Most of you are probably planning to roast a turkey for Thanksgiving, but here’s an option for a smaller gathering: roast chicken. The technique for making a roast chicken and a roast turkey is the same. I love roast chicken, and it’s incredibly easy to do. It makes a great family dinner or weekend entertaining dish. When MM and I travel we often make it as a thank you meal for our hosts, and it never ceases to please. When I was a chef in a private home, my clients always asked me to make two birds on a Sunday night. They and their guests would eat one on Sunday night, then there would be a second one as leftovers during the week.
Many friends have asked me for this recipe, but I’ll dedicate it to Ann. I’ve served my roast chicken to Ann’s daughter, Barbe, one of my very best friends, in many locations and situations as we’ve raised our children. It’s taken me a while to put down, but here it is. I hope you enjoy it!
Roast Chicken, My Way
- 1 chicken* at 2 3/4-4 pounds
- 1-2 lemons
- generous bunch of fresh herbs of your choice (rosemary, tarragon, mint, etc.)
Preheat oven to 425 degrees.
Prepare the chicken. If using kosher chicken, soak the chicken in cold water for 30 minutes.
Remove any lump of fat that you find in the chicken.
Wash the entire chicken well under cold water and pat dry before cooking.
Either cut off the wings tips and save them for stock, or, if you prefer to eat them once roasted, twist and tuck them behind the shoulders. I like to cut them off for stock. Cut off the neck if it’s attached to your chicken. Save the trimmed wing tips and neck for stock.
Cut the lemons into quarters. Stuff the chicken cavity with the lemons and herbs. In this case, I’m using rosemary. Don’t be shy—you really want to stuff the cavity with the herbs, so the meat can become permeated with the flavor of the herbs.
Tie the legs together. Or, if the bird is gangly, truss it.
Do not salt kosher chicken. If the chicken is not kosher, salt the skin with coarse salt before putting it in the oven.
Set the chicken on a roasting rack over a roasting pan and place it in the oven. Cook for approximately 15 minutes a pound. The chicken is done, the FDA and I agree, when a (properly calibrated) thermometer inserted between the thigh and breast reaches 165 degrees.
Remove the cooked chicken from the oven and place it on a platter. Remove the fat from the roasting pan. Slash the skin on the chicken between the breast and leg. Tilt the bird to drain all of the juices from the cavity and under the skin into the roasting pan. Return the chicken to your platter and place in a warm spot to rest while you finish the gravy.

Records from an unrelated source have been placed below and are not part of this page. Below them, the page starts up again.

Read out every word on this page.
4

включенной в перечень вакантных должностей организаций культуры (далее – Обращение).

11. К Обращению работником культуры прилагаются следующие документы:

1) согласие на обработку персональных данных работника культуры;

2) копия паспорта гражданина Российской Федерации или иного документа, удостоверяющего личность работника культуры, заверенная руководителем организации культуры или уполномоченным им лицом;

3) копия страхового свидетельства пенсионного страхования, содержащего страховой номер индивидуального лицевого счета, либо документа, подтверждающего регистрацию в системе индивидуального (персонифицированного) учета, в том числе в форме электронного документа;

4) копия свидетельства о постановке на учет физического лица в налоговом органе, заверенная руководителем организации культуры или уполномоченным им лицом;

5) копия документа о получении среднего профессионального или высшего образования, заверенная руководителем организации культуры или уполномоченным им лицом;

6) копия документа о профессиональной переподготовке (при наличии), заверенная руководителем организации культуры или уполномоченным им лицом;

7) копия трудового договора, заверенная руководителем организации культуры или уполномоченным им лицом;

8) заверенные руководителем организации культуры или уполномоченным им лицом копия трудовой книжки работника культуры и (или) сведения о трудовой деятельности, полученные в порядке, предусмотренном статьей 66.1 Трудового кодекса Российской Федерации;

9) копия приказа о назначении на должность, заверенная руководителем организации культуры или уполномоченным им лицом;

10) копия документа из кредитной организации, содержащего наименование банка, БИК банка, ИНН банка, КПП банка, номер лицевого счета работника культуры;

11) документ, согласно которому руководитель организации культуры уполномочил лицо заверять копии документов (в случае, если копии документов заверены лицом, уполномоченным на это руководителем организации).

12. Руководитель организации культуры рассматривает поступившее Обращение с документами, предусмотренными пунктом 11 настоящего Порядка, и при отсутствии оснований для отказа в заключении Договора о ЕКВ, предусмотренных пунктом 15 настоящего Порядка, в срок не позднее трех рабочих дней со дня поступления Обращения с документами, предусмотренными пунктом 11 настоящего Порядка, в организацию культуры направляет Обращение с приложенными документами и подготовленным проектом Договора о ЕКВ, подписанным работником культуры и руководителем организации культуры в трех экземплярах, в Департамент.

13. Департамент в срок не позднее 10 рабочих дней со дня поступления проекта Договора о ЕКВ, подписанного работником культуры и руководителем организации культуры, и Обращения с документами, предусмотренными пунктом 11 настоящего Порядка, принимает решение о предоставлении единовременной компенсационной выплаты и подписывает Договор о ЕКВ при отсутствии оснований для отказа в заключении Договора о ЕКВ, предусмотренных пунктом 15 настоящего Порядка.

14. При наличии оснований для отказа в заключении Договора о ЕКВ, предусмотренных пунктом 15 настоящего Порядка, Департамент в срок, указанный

Remove any remaining fat from the drippings in the roasting pan. Add any drippings that might have accumulated under the resting chicken to the roasting pan. Heat the roasting pan over medium high heat. Add a bit of stock, water, or wine to the pan. Scrape and stir the bottom of the pan as it heats to loosen and dissolve the browned bits. Use this liquid gold as you desire: add it to your gravy, add several tablespoons to vinaigrette for chicken salad, or stir it into risotto or noodles. Don’t waste a drop!
*Our favorite chicken is Empire Kosher. I can buy it locally at Trader Joe’s, Giant, or Safeway. It is our everyday, workhorse chicken because it’s succulent and delicious. More expensive, but also delicious, are pastured chickens. I can buy them directly from farmers at my local farm markets and at our local Whole Foods. My third choice are organic supermarket chickens. In my opinion, the flavor of these birds (at least the ones available to me) isn’t very good. You can check what’s available in your area. Miller Amish chickens, available in NW Ohio, for instance, are fantastic.